Maybe he should shut up and hand out the water and biscuits? Or maybe he can help facilitate memory and healing?     
    
The first stage is to encourage the telling of the stories that have rendered these people silent. The silence remains, but there are other ways to tell stories:    
    
     Here is a boy drawing his house that had been set alight. Here is a     
     girl using dolls to show a doctor what some men did to her.    
    
     In another area there are girls who dance and there are children who    
     have found old friends. [...] And there are classes: reading, writing,     
     chanting.    
    
Here is one child's story, set as a discreet paragraph of speech within 'I Can Do Miracles':    
    
     'When we had been running from the soldiers for days we hid in     
     the trees and when we saw men hunting for us we went deeper     
     and deeper. At night we could hear animals making their noises     
     and sometimes we could hear screaming and when it rained the     
     trees grew taller and taller and they were speaking to each other.     

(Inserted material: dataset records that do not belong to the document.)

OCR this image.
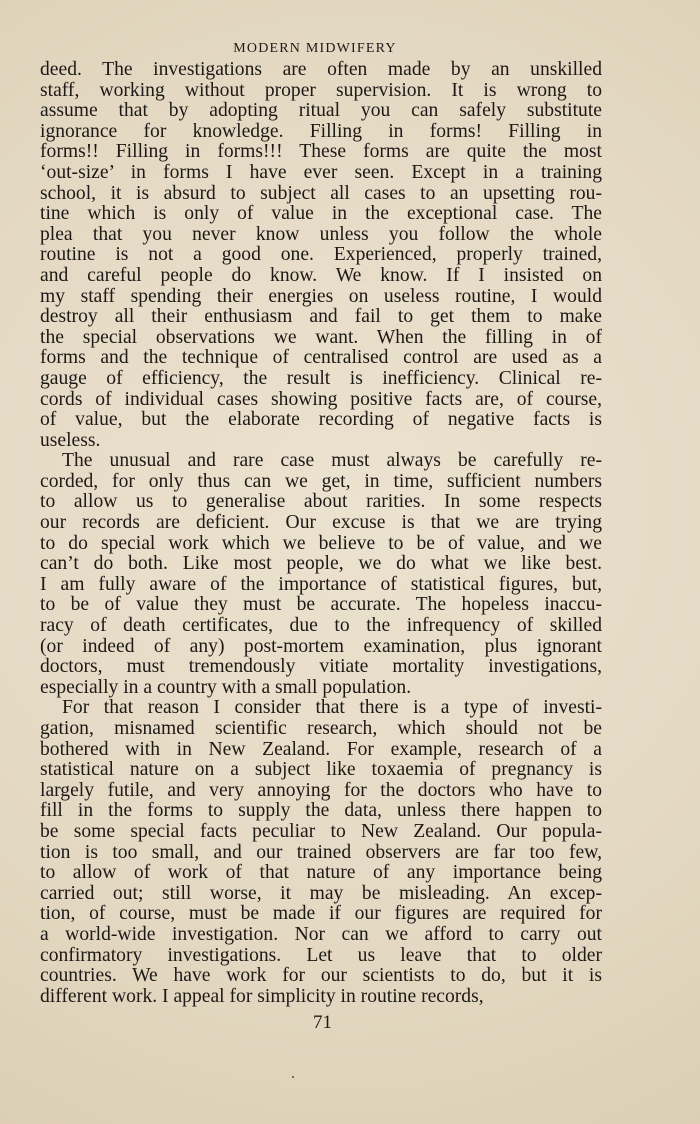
MODERN MIDWIFERY
deed. The investigations are often made by an unskilled
staff, working without proper supervision. It is wrong to
assume that by adopting ritual you can safely substitute
ignorance for knowledge. Filling in forms! Filling in
forms!! Filling in forms!!! These forms are quite the most
‘out-size’ in forms I have ever seen. Except in a training
school, it is absurd to subject all cases to an upsetting rou-
tine which is only of value in the exceptional case. The
plea that you never know unless you follow the whole
routine is not a good one. Experienced, properly trained,
and careful people do know. We know. If I insisted on
my staff spending their energies on useless routine, I would
destroy all their enthusiasm and fail to get them to make
the special observations we want. When the filling in of
forms and the technique of centralised control are used as a
gauge of efficiency, the result is inefficiency. Clinical re-
cords of individual cases showing positive facts are, of course,
of value, but the elaborate recording of negative facts is
useless.
The unusual and rare case must always be carefully re-
corded, for only thus can we get, in time, sufficient numbers
to allow us to generalise about rarities. In some respects
our records are deficient. Our excuse is that we are trying
to do special work which we believe to be of value, and we
can’t do both. Like most people, we do what we like best.
I am fully aware of the importance of statistical figures, but,
to be of value they must be accurate. The hopeless inaccu-
racy of death certificates, due to the infrequency of skilled
(or indeed of any) post-mortem examination, plus ignorant
doctors, must tremendously vitiate mortality investigations,
especially in a country with a small population.
For that reason I consider that there is a type of investi-
gation, misnamed scientific research, which should not be
bothered with in New Zealand. For example, research of a
statistical nature on a subject like toxaemia of pregnancy is
largely futile, and very annoying for the doctors who have to
fill in the forms to supply the data, unless there happen to
be some special facts peculiar to New Zealand. Our popula-
tion is too small, and our trained observers are far too few,
to allow of work of that nature of any importance being
carried out; still worse, it may be misleading. An excep-
tion, of course, must be made if our figures are required for
a world-wide investigation. Nor can we afford to carry out
confirmatory investigations. Let us leave that to older
countries. We have work for our scientists to do, but it is
different work. I appeal for simplicity in routine records,
71
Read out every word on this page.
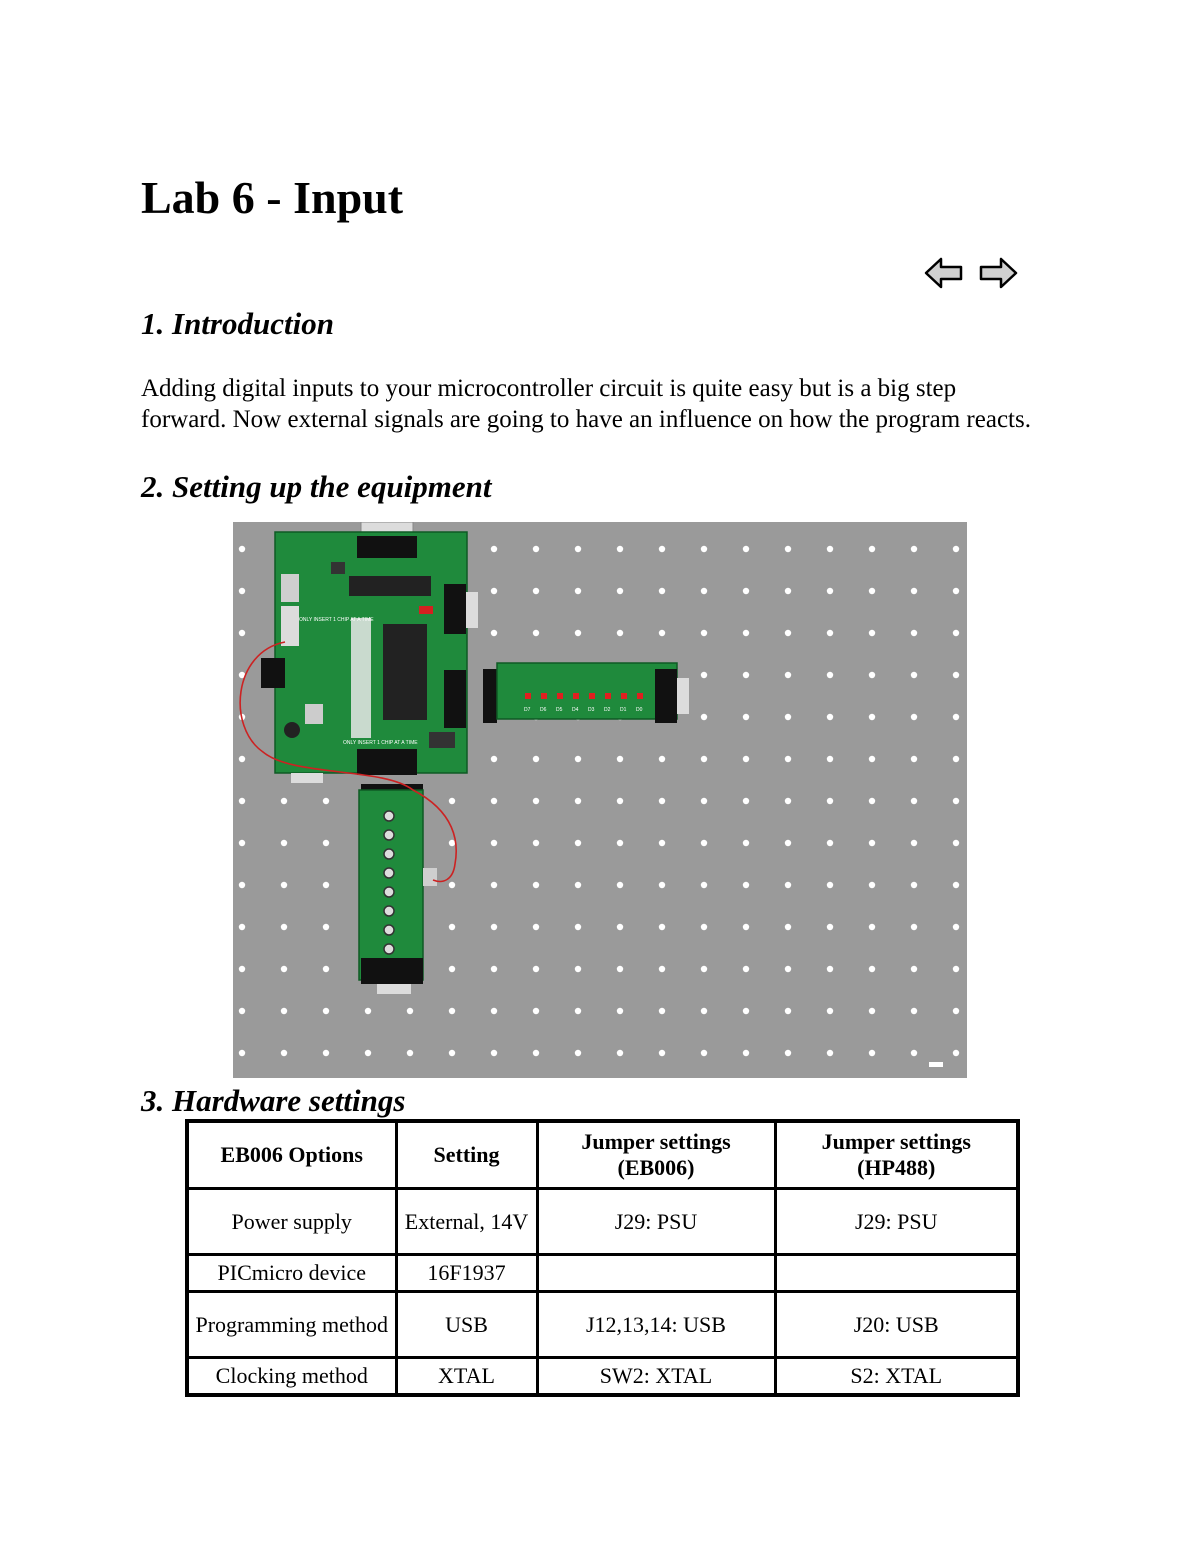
Lab 6 - Input
1. Introduction

Adding digital inputs to your microcontroller circuit is quite easy but is a big step forward. Now external signals are going to have an influence on how the program reacts.

2. Setting up the equipment
ONLY INSERT 1 CHIP AT A TIME
ONLY INSERT 1 CHIP AT A TIME
D7 D6 D5 D4 D3 D2 D1 D0
3. Hardware settings
EB006 Options	Setting	Jumper settings (EB006)	Jumper settings (HP488)
Power supply	External, 14V	J29: PSU	J29: PSU
PICmicro device	16F1937		
Programming method	USB	J12,13,14: USB	J20: USB
Clocking method	XTAL	SW2: XTAL	S2: XTAL
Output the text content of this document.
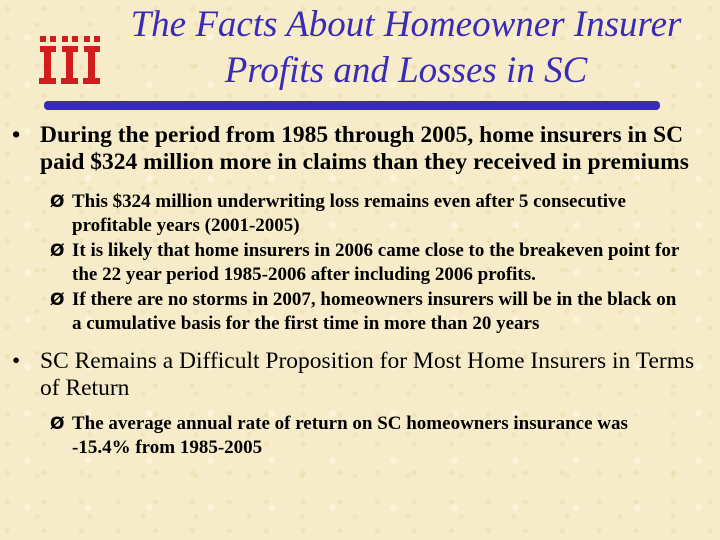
The Facts About Homeowner Insurer
Profits and Losses in SC
• During the period from 1985 through 2005, home insurers in SC paid $324 million more in claims than they received in premiums
Ø This $324 million underwriting loss remains even after 5 consecutive profitable years (2001-2005)
Ø It is likely that home insurers in 2006 came close to the breakeven point for the 22 year period 1985-2006 after including 2006 profits.
Ø If there are no storms in 2007, homeowners insurers will be in the black on a cumulative basis for the first time in more than 20 years
• SC Remains a Difficult Proposition for Most Home Insurers in Terms of Return
Ø The average annual rate of return on SC homeowners insurance was -15.4% from 1985-2005
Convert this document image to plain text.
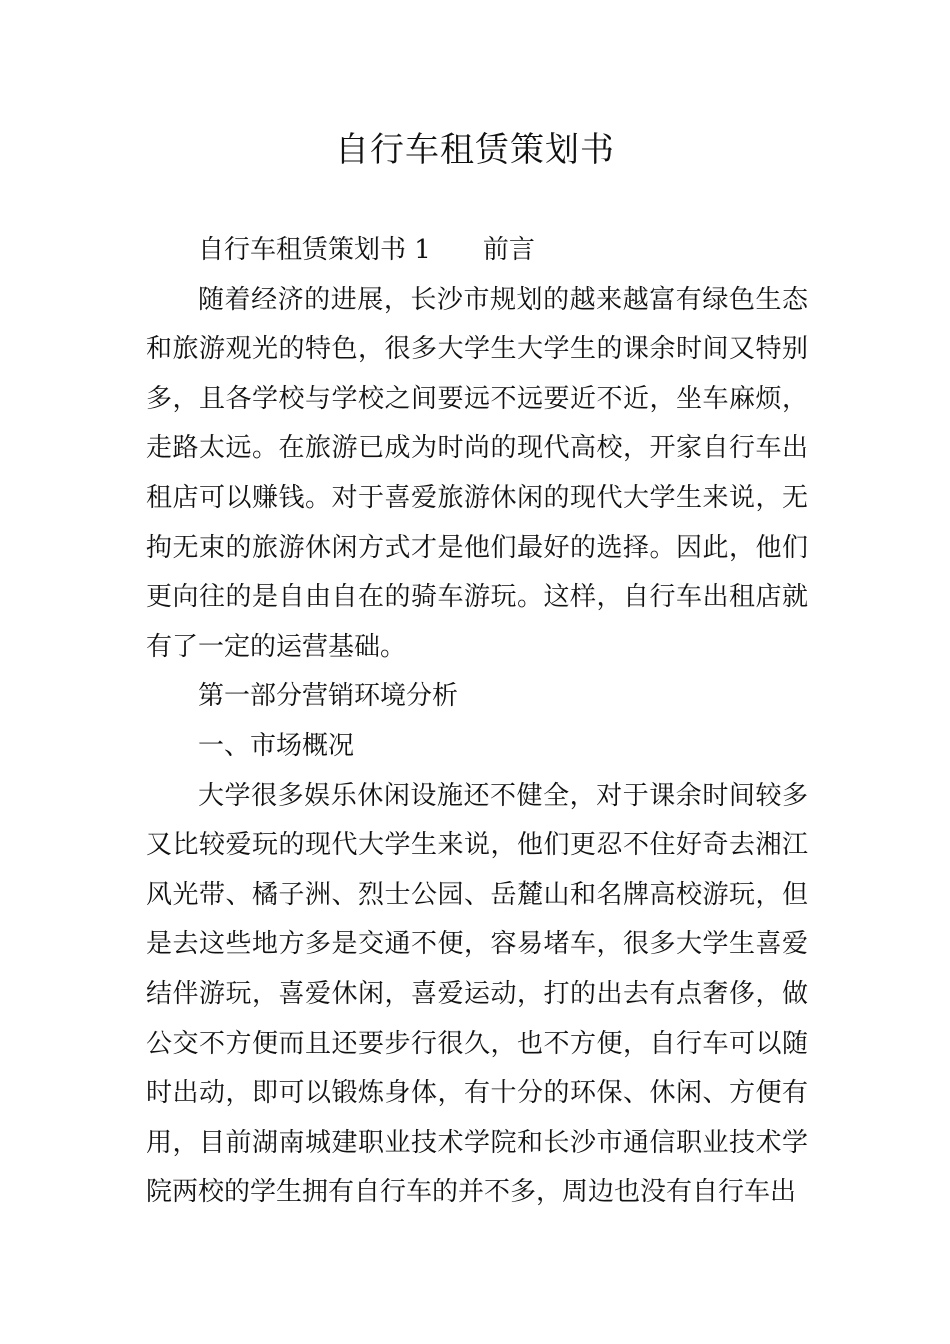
自行车租赁策划书

自行车租赁策划书 1 前言

随着经济的进展，长沙市规划的越来越富有绿色生态和旅游观光的特色，很多大学生大学生的课余时间又特别多，且各学校与学校之间要远不远要近不近，坐车麻烦，走路太远。在旅游已成为时尚的现代高校，开家自行车出租店可以赚钱。对于喜爱旅游休闲的现代大学生来说，无拘无束的旅游休闲方式才是他们最好的选择。因此，他们更向往的是自由自在的骑车游玩。这样，自行车出租店就有了一定的运营基础。

第一部分营销环境分析

一、市场概况

大学很多娱乐休闲设施还不健全，对于课余时间较多又比较爱玩的现代大学生来说，他们更忍不住好奇去湘江风光带、橘子洲、烈士公园、岳麓山和名牌高校游玩，但是去这些地方多是交通不便，容易堵车，很多大学生喜爱结伴游玩，喜爱休闲，喜爱运动，打的出去有点奢侈，做公交不方便而且还要步行很久，也不方便，自行车可以随时出动，即可以锻炼身体，有十分的环保、休闲、方便有用，目前湖南城建职业技术学院和长沙市通信职业技术学院两校的学生拥有自行车的并不多，周边也没有自行车出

     And we went deeper and deeper and stayed there until we began     
     to starve. And when we left the trees we could see at once that     
     men had been waiting for us and they rounded us up and did things     
     to us and some of the girls we never saw again and they said what     
     they were going to do to us and some of us got away and returned     
     to the trees and I was suddenly along and went deeper and deeper     
     and began to live in another way.'    
    
Having told these stories - and Grubb suggests that these stories are told 'to prove they are still alive' -  it is time to remind the children that there are other stories to tell:    
    
     There are ways to remember life as it once was. There are dances     
     and small plays to bring back the colours [...]    
    
     And the moon comes here. And colours. And names. And toys. And    
     games. And when it rains they all run out into the central yard as if     
     it was a miracle. Even some of the silent ones, because the rain     
     brings back memories.    
        And the singing is about who they are. And there are moments
    when there might be more to come.    
    
For Grubb these stories are both observed personal experience and experienced personal experience, changed into words. His stories are how he has dealt with the world around him, what he has made in response to his personal experience, how he has balanced ideas of authority, truth, confession, response, reportage, commentary and storytelling.     
    
Good writers can take what they know and draw the reader in. We do not need to be told by Grubb what he thinks and feels about war and madness, his writing tells us for him. His writing also tells us what those involved - the refugees and psychiatric  patients - feel too.    
    
We may not have physically experienced war or poverty or death in exactly the same way as Grubb, but in a way after reading this book, we have. Good writing involves us, translates personal experience for us, to become through the medium of language
our personal experience. By using what he or she knows, by selecting, editing and re-presenting memory, a writer can transform not only personal experience, not only words and language, but readers' lives too. I have to confess I initially resisted being drawn into the emotional and unsettling world Grubb's stories inhabit, but in the end I gave in and am very glad I did. These are brave, unsettling and well-written stories that are 'true' in the most real sense of the world.